2015-04-05 17:31 GMT+02:00 Brian Wolff bawolff@gmail.com:
Things that come to my mind: *range blocks become impossible, and its impossible to tell if vandals are using near by ips *cant do a whois on the ip to see if its a library or something
Oh, I didn't think about this!
What about: * creating a new permission group (say "IP watchers") that can see the IP in non-hashed form? * compile some sort of list and automatically tagging edits from schools and libraries? (this could be useful regardless of hashing IPs)
Suppose those first two come down to the drawback of not knowing the ip is you dont know the ip
I think that restricting the view of IPs to users that may need them (admins, checkusers, ...)
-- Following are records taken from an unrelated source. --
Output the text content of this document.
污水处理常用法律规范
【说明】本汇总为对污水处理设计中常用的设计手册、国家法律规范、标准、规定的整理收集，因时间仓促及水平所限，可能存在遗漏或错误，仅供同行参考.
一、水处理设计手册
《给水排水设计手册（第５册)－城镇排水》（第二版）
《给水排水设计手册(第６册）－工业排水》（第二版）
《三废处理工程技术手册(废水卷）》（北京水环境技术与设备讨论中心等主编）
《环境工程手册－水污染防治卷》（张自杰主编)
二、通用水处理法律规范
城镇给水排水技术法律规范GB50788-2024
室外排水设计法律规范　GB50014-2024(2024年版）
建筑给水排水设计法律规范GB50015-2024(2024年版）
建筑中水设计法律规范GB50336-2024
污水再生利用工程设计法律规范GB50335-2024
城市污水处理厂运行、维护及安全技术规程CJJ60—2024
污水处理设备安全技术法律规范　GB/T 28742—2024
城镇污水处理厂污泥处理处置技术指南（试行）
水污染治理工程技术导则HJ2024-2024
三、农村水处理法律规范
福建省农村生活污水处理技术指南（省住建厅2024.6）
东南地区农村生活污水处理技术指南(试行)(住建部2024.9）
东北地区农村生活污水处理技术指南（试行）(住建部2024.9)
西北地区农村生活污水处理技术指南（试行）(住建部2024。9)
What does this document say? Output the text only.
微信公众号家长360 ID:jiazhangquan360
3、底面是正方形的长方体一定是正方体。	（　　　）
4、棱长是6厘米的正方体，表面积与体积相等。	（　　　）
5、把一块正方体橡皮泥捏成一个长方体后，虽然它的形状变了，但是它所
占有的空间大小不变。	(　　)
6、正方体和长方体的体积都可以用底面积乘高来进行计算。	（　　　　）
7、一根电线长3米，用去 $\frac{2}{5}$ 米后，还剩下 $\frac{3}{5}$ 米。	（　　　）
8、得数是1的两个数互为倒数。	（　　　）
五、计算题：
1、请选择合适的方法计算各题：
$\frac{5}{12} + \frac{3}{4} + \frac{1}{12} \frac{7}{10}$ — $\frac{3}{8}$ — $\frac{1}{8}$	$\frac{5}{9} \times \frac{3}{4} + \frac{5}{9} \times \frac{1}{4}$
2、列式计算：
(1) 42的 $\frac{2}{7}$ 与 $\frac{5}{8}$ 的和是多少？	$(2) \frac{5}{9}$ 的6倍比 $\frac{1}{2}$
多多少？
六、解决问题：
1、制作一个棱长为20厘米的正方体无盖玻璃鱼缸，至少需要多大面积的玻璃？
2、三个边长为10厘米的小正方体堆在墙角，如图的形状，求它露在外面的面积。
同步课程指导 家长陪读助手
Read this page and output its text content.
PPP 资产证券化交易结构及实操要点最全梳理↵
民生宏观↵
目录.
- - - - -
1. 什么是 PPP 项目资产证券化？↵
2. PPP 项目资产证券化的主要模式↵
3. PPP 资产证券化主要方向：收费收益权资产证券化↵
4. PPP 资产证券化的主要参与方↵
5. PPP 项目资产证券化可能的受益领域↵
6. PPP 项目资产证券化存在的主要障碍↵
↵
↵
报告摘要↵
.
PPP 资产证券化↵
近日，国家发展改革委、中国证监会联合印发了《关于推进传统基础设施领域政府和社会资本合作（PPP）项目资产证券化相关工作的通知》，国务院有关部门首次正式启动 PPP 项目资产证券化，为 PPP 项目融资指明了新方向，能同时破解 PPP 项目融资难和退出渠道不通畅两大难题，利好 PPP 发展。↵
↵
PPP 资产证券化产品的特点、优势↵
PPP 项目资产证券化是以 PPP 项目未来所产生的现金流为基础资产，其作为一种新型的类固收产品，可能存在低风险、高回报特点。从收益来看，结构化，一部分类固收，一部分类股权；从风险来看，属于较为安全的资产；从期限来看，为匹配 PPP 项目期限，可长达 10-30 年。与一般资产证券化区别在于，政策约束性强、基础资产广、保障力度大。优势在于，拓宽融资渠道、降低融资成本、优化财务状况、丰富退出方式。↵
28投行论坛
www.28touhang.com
More importantly, as details of the mapping become public, its hard to hide them again. IPv4 addresses are usually dynamic, eventually some people will publish what their hash is and ip, and then everyone knows the hash (and if you follow a specific user you may be able to link one hash to another hash as belonging to the same isp, and slowly puzzle things together.
(This was also the idea of the main drawback of this algorithm as I imagined it)
I imagine data mining algorithms could be effective here, especially if you have edit history from before and after the switch) this could result in a false sense of security. Often in privacy situations less security is better than false security
Yeah, as I said on Wikimedia-l[1] there are already studies that can mine data from Wikipedia and locate the user within a area (a fairly large area, but still) and this would continue to be possible.
In this light probably even obfuscating IP only for unregistered users and keep them visible for registered users may be an idea.
Also, I don't think that hashing would provide greater security, probably would simply raise a little the bar for people wanting to locate users, but this would be a small bump in the road for an organization (say, the NSA) or individual with enough commitment and resources.
If people are looking into it, they probably know better than i do
Thanks for your answer!
2015-04-05 22:04 GMT+02:00 Federico Leva (Nemo) nemowiki@gmail.com:
This has been discussed countless times. Some links for starters: https://phabricator.wikimedia.org/T20981
Well, it doesn't look like the discussion was much more developed than what bawolff said here.